Polling evidence reveals a dispiriting picture of the growing numbers of people feeling bored, paralysed and disempowered by talk of climate change. Copenhagen was a demonstration of the limits of the global reach and capacity of our present institutions. The experience of the conference should challenge us all to find the wisdom and care for the common good capable of unlocking the vast resources of altruism and the resources of the knowledge that we have acquired through the progress of science.

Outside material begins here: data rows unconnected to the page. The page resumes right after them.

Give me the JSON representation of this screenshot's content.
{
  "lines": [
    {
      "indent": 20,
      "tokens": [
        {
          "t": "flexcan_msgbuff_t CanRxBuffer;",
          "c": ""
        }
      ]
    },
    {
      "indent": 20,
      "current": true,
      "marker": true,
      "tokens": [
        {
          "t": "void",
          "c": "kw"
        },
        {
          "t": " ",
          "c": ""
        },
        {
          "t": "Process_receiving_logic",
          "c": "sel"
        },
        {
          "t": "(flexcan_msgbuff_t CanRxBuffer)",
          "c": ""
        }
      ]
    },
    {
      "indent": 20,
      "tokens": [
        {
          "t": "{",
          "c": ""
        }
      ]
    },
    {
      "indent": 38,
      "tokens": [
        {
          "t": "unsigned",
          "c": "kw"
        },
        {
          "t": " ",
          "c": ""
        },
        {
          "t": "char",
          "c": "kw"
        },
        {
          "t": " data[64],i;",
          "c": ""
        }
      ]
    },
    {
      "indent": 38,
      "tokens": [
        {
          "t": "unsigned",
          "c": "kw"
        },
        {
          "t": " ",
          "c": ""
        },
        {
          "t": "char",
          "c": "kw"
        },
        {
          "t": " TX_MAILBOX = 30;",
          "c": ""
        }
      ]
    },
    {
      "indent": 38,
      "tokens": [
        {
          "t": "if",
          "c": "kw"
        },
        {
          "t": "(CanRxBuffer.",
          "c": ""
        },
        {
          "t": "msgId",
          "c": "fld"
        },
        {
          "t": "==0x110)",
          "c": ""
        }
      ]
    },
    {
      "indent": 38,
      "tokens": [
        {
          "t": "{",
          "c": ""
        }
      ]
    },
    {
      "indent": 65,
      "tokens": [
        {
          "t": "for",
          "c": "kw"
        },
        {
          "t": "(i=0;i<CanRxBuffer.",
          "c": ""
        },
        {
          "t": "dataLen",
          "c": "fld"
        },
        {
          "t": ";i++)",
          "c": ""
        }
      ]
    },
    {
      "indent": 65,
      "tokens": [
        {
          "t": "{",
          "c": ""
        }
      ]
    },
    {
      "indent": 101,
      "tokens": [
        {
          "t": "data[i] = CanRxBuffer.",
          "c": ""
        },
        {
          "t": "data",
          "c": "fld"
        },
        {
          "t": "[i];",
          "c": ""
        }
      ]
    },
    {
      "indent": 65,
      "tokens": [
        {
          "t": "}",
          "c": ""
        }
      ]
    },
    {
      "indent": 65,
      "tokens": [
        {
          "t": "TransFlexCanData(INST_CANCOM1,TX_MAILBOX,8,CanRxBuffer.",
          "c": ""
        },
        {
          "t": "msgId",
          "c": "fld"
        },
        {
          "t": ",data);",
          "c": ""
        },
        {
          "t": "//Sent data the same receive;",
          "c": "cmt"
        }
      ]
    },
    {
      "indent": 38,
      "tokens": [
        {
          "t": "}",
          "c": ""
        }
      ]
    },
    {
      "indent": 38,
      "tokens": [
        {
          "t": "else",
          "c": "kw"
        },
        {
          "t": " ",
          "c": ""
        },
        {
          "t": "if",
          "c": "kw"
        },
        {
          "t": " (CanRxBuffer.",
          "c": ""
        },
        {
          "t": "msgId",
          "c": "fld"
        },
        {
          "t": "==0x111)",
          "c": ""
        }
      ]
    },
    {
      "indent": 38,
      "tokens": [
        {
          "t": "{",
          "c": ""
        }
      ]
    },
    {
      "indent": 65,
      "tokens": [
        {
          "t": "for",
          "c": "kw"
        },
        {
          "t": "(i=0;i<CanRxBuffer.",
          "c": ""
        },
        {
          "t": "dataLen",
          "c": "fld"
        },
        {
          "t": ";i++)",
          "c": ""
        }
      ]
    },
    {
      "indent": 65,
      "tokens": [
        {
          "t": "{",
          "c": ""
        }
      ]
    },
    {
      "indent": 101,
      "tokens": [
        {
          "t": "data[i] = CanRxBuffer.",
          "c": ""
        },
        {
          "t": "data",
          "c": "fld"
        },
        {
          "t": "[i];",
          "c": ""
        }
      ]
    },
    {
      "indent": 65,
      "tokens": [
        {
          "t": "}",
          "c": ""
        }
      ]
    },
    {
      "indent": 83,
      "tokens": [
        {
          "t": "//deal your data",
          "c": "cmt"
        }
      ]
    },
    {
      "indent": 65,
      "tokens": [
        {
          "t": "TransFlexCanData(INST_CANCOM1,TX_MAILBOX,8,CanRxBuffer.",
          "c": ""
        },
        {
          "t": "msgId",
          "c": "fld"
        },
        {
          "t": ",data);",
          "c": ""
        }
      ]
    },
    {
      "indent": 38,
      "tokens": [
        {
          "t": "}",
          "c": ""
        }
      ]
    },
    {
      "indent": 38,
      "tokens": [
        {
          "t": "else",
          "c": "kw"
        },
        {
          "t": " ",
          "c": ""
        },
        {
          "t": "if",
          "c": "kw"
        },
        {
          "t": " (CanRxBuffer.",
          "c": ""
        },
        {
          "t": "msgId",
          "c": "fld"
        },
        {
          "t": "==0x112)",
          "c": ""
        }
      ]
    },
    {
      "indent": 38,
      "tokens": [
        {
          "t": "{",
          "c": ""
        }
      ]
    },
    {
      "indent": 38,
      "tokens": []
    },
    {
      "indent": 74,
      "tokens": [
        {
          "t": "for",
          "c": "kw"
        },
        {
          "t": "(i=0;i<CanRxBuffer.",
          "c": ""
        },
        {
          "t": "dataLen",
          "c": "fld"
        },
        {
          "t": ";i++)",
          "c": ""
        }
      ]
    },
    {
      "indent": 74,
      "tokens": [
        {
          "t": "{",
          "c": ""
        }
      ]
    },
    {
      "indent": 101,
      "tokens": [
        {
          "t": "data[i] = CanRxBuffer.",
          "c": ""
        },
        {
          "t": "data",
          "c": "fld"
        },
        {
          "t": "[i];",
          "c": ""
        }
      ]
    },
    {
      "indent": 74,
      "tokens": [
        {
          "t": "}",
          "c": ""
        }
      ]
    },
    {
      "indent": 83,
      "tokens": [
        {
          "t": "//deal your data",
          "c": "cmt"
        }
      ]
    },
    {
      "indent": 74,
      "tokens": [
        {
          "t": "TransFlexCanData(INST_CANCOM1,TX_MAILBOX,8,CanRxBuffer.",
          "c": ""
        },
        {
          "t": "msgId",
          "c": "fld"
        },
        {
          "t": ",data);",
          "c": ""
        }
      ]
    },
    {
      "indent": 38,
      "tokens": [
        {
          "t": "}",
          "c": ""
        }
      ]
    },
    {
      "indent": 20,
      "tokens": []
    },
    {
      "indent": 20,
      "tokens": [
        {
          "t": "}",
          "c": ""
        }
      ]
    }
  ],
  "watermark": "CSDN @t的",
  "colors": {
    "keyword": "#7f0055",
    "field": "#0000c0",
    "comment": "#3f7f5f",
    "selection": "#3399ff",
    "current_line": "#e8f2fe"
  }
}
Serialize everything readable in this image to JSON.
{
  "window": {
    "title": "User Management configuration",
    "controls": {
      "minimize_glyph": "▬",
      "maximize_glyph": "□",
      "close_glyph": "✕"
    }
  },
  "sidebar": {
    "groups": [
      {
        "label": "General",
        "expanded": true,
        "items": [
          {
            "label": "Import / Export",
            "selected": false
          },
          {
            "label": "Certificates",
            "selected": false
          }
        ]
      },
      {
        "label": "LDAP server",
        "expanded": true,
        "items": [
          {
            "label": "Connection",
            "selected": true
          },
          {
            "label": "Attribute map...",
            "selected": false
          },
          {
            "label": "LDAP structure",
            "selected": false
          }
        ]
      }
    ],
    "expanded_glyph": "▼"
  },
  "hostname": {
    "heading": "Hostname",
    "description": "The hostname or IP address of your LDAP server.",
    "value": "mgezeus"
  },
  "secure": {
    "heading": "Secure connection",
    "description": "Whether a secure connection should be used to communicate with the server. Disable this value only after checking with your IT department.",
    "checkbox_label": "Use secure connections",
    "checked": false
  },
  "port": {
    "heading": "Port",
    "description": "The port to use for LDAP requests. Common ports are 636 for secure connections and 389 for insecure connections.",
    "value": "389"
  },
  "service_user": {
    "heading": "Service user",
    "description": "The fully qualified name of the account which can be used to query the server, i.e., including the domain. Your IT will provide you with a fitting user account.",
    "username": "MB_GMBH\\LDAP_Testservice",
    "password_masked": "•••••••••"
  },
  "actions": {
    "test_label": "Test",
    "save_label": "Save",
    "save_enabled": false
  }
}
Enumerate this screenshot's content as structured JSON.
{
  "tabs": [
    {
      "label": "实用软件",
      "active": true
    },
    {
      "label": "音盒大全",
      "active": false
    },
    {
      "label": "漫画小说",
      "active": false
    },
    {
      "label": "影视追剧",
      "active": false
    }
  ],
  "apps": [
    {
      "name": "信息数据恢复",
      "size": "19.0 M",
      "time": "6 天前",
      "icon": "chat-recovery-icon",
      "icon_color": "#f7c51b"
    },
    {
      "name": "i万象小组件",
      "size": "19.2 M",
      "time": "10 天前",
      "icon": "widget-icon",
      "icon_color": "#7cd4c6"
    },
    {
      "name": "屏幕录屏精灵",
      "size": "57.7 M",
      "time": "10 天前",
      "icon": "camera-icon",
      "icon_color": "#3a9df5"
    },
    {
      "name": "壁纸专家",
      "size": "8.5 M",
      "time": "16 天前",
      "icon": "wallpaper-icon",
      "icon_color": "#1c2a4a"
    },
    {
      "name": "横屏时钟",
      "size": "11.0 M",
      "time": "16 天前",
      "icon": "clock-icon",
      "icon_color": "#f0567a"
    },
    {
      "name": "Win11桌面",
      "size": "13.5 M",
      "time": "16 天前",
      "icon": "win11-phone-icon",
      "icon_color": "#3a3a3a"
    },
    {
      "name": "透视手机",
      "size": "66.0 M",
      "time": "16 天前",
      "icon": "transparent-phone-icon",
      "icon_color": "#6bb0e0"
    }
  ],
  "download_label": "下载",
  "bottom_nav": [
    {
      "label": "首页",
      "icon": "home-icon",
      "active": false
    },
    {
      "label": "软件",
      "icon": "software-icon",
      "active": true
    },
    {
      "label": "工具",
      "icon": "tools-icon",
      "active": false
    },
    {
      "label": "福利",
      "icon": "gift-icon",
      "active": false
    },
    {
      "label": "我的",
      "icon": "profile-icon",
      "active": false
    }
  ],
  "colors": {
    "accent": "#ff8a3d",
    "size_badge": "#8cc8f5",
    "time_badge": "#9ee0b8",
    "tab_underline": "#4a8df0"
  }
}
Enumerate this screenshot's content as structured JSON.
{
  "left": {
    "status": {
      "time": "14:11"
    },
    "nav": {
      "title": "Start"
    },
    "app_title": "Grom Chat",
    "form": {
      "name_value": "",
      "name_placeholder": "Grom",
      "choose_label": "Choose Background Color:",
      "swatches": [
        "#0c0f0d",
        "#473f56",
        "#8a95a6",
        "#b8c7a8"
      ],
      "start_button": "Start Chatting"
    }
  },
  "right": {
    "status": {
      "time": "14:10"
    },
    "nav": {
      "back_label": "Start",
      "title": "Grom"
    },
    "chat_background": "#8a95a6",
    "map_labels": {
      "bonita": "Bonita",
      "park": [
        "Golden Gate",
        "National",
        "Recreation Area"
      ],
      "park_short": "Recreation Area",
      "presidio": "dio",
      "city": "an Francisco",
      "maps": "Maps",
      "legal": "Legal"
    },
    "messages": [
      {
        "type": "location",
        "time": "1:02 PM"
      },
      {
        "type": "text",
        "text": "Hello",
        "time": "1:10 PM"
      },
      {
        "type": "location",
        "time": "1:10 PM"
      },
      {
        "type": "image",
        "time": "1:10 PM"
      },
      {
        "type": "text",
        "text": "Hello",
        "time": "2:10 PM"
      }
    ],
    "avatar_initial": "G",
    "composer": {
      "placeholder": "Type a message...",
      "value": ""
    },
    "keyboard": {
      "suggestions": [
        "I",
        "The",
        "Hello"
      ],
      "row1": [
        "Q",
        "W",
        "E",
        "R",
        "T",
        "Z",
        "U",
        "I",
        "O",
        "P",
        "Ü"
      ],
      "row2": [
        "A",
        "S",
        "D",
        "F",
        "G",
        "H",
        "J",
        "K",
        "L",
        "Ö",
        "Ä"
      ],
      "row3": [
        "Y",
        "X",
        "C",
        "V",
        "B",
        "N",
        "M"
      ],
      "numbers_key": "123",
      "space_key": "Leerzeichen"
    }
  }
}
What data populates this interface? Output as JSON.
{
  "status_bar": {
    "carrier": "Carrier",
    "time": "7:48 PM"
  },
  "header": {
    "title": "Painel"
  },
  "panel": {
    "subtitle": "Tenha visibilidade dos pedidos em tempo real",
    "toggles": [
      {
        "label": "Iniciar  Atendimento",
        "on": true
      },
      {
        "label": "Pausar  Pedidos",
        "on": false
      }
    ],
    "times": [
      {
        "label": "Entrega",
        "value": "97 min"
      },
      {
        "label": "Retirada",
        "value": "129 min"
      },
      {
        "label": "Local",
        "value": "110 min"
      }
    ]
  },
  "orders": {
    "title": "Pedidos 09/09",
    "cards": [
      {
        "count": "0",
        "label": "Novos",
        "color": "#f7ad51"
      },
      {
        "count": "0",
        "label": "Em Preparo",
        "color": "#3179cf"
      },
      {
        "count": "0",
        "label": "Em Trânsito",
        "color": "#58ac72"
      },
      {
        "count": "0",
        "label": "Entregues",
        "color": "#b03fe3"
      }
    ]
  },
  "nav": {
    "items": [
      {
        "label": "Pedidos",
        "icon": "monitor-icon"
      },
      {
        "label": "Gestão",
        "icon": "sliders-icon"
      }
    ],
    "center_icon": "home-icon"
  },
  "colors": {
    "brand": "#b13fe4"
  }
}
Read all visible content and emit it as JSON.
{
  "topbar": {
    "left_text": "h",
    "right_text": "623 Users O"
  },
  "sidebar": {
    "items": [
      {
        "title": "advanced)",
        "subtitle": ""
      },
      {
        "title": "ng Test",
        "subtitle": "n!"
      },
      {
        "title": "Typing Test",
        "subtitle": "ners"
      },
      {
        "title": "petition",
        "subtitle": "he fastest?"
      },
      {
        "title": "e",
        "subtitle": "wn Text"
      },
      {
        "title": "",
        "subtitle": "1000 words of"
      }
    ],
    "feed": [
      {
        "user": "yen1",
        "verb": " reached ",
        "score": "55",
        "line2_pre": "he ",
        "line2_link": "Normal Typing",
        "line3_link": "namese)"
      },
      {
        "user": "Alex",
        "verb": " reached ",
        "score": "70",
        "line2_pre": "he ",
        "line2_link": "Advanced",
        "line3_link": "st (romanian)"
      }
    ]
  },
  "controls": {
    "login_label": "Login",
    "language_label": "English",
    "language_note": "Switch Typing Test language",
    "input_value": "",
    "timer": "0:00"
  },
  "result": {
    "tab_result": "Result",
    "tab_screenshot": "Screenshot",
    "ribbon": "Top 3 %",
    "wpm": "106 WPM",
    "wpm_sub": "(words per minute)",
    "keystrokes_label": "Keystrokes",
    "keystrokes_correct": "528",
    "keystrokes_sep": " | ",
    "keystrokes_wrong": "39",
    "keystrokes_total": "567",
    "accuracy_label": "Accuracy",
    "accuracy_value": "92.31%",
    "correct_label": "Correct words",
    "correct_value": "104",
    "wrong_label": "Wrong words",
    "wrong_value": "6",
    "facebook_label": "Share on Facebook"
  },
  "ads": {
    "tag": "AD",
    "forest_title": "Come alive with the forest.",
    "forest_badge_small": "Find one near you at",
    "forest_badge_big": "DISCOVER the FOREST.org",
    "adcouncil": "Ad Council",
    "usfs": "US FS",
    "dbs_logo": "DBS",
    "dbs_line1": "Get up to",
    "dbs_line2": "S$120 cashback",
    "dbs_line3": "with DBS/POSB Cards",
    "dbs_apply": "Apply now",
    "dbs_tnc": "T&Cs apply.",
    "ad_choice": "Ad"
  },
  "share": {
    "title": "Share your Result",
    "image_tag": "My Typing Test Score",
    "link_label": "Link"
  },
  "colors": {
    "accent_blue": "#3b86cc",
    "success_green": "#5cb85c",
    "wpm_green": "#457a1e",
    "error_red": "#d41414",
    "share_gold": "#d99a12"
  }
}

It was in a speech to the UN 20 years ago, in 1989, that the challenge was most clearly expressed, by someone who is today a member of your Lordships' House. These words continue to have enormous resonance for us. It was said then that,
"another of the beliefs of Darwin's era should help to see us through", this crisis-
"the belief in reason and the scientific method ... Now we must use our reason to find a way in which we can live with nature, and not dominate nature. We need our reason to teach us today ... that we must not try to be ... the lords of all we survey. We are not the lords, we are the Lord's creatures, the trustees of this planet, charged today with preserving life itself-preserving life with all its mystery and all its wonder. May we all be equal to that task".
The words were, of course, those of the noble Baroness, Lady Thatcher.
My Lords, I take no particular pleasure in saying that in my book on the politics of climate change, which was published nine months ago, I predicted what would happen at Copenhagen. In my five minutes, I want to make just four brief points about what I think are the implications, although there are many of them.
First, the collapse of COP15 marks the end of the road for Kyoto-style agreements. Nevertheless, the Copenhagen accord arrived by the back door at what needed to be done anyway. It brings the large polluters together and it cross-cuts the developed/developing societies divide. Two countries, the US and China, produce more than 40 per cent of total global greenhouse gas emissions. Six countries produce more than 80 per cent. We will need bilateral and limited multilateral negotiation alongside the accord in future. This should be explicitly linked to the G20, which is an emergent body that is quite close to being a representative body and, certainly in respect of climate change, includes virtually all the large polluters.
Secondly, Copenhagen expressed the weaknesses of the United Nations. The UN has done a significant job in promoting world consciousness of climate change yet, as all noble Lords are well aware, it tends to be paralysed by internal divisions. A crucial question facing us, therefore, is what the role of the UN will be. The noble Lord, Lord Hannay, put it very well in a recent book, in which he discussed the weaknesses of the UN but also said that it is an indispensable institution. It remains so for what is a global task. There are many things that we will need the UN to monitor. For example, we will need an agreed framework for measuring emissions and a robust system to assess different countries. We have to keep the pressure on China. What Google did yesterday is significant. You cannot be a country that benefits from and faces the risks of global interdependence, climate change being the main risk, and yet stick with a very narrow notion of sovereignty.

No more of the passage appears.